Three parent compounds and seventeen metabolites were identified in the rat urine by UPLC-QTOF/MS after i.g. administration of aqueous extracts of crude Cornus officinalis and its processed extracts. In crude Cornus officinalis samples, thirteen metabolites were detected, but metabolites including M1-5, M2-5, M2-6, M2-7, M3-1, M3-5, and one parent compound (sweroside) were not found in the rat urine. It is possible that sweroside may have been transformed into its metabolites. For processed Cornus officinalis samples, six metabolites, including M1-3, M1-4, M2-1, M2-2, M2-3, and M3-2, were not detected in the rat urine. The peak intensities of parent compounds and metabolites in both crude and processed Cornus officinalis varied significantly. Moreover, the contents of compounds were dramatically decreased in Cornus officinalis after processing by rice wine.
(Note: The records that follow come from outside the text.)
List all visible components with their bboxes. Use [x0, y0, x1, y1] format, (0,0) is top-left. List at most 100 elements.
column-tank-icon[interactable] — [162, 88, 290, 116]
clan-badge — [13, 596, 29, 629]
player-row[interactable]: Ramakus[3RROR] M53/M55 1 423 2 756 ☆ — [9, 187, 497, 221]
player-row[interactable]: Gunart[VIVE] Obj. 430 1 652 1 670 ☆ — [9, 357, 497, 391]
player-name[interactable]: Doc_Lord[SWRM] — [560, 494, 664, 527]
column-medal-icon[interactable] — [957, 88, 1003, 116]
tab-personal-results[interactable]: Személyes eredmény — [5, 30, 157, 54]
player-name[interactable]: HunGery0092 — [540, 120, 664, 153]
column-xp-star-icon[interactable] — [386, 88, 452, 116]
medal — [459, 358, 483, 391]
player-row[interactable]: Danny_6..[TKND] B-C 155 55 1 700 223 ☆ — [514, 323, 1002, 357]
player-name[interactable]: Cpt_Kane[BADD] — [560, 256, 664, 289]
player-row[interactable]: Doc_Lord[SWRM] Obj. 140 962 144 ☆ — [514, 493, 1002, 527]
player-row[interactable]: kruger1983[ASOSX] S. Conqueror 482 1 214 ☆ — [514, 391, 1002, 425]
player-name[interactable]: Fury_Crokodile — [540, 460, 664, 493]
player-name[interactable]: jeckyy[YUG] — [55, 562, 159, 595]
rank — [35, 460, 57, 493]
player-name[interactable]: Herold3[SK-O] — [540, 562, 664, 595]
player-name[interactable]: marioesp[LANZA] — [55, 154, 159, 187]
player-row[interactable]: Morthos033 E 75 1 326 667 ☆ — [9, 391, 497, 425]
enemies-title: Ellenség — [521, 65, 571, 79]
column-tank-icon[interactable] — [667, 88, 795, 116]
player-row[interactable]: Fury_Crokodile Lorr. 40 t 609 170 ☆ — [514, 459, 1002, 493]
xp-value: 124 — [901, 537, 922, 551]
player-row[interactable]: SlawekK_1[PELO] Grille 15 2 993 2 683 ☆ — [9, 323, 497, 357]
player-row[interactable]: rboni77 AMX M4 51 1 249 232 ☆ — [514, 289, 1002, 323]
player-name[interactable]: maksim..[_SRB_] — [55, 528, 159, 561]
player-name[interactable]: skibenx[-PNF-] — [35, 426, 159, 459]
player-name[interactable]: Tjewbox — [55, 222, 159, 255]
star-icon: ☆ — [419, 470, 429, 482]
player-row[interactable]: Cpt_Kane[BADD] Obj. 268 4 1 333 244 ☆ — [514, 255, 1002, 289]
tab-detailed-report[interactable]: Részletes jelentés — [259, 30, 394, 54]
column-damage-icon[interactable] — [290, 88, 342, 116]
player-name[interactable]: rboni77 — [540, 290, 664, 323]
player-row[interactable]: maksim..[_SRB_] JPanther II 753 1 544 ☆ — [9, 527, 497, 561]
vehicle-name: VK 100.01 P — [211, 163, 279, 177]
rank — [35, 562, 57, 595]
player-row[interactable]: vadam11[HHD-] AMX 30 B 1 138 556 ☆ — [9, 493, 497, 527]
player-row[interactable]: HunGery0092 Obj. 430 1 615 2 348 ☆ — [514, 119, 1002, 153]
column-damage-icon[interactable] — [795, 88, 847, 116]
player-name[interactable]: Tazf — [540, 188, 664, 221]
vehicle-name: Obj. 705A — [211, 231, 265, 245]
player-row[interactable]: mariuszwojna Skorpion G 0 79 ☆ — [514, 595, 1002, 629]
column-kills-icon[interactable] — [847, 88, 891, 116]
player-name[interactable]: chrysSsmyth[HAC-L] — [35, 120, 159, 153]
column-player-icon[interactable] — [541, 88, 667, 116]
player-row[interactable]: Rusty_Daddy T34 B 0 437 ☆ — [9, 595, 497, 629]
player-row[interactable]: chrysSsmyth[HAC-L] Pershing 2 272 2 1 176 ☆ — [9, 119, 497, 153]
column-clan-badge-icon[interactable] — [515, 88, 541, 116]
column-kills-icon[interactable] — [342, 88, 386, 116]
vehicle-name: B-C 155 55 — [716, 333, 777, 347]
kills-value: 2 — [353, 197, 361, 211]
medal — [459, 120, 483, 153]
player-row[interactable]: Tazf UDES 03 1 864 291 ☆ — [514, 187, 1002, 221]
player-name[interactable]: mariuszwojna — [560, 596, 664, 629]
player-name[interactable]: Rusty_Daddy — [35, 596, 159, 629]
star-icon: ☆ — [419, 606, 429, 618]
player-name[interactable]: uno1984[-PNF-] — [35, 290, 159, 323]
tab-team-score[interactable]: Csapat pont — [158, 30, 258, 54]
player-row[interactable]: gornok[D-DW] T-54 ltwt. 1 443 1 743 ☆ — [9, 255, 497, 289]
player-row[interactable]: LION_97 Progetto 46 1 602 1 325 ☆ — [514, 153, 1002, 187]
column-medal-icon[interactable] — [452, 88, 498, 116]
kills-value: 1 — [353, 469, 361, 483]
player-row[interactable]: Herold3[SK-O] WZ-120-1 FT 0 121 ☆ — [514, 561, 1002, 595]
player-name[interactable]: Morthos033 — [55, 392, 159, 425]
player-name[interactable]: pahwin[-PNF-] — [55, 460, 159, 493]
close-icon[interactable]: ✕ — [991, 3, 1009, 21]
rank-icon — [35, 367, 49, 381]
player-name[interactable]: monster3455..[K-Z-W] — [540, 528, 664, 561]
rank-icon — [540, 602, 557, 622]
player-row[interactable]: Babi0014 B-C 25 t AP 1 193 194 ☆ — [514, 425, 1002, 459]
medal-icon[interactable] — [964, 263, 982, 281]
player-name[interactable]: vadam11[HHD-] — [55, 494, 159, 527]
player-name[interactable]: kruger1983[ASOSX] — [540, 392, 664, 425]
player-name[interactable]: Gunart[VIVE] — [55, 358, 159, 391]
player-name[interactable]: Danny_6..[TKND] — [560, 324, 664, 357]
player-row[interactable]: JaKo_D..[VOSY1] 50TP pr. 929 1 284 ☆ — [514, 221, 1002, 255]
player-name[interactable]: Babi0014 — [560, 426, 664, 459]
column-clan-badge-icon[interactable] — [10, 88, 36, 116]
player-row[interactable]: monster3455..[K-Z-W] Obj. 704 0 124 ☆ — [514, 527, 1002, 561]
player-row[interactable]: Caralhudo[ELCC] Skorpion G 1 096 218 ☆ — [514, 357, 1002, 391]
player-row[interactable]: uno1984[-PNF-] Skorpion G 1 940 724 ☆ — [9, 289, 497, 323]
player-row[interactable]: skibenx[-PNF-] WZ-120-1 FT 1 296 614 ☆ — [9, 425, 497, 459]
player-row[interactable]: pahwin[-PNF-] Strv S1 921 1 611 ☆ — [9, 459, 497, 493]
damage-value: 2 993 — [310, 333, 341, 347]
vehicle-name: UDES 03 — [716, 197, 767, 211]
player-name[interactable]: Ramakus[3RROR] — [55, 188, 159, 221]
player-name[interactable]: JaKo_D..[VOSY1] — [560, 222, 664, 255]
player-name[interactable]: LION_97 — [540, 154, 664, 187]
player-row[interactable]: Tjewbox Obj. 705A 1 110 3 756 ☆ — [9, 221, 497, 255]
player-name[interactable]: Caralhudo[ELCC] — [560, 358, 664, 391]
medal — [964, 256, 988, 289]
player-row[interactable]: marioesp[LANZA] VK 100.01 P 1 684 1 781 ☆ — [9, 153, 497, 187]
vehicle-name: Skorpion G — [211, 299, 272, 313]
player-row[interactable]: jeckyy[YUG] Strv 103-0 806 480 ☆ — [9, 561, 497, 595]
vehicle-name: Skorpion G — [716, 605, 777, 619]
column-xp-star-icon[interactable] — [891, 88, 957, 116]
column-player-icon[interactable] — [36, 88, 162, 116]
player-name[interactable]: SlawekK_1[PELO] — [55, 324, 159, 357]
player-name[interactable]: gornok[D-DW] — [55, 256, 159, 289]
The results are shown in Figure 5.

Figure 5

Parent compounds and metabolites detected in rat urines after oral administration of crude and processed cornus officinalis, respectively.

4. Conclusion

In this work, UPLC-QTOF/MS was used to investigate the excretion of extracts of crude and processed Cornus officinalis in rat urine. Three parent compounds and seventeen metabolites were identified, demonstrating the analytical potential of this method for metabolism studies. Our study highlights the importance of UPLC-QTOF/MS as a potential tool for uncovering the effect of rice wine on metabolites of the main components of herbal medicine, in vivo, to predict and discover processing mechanisms of herbal medicine. It can therefore be used for studies of excipient treatment in processing of herbal medicine.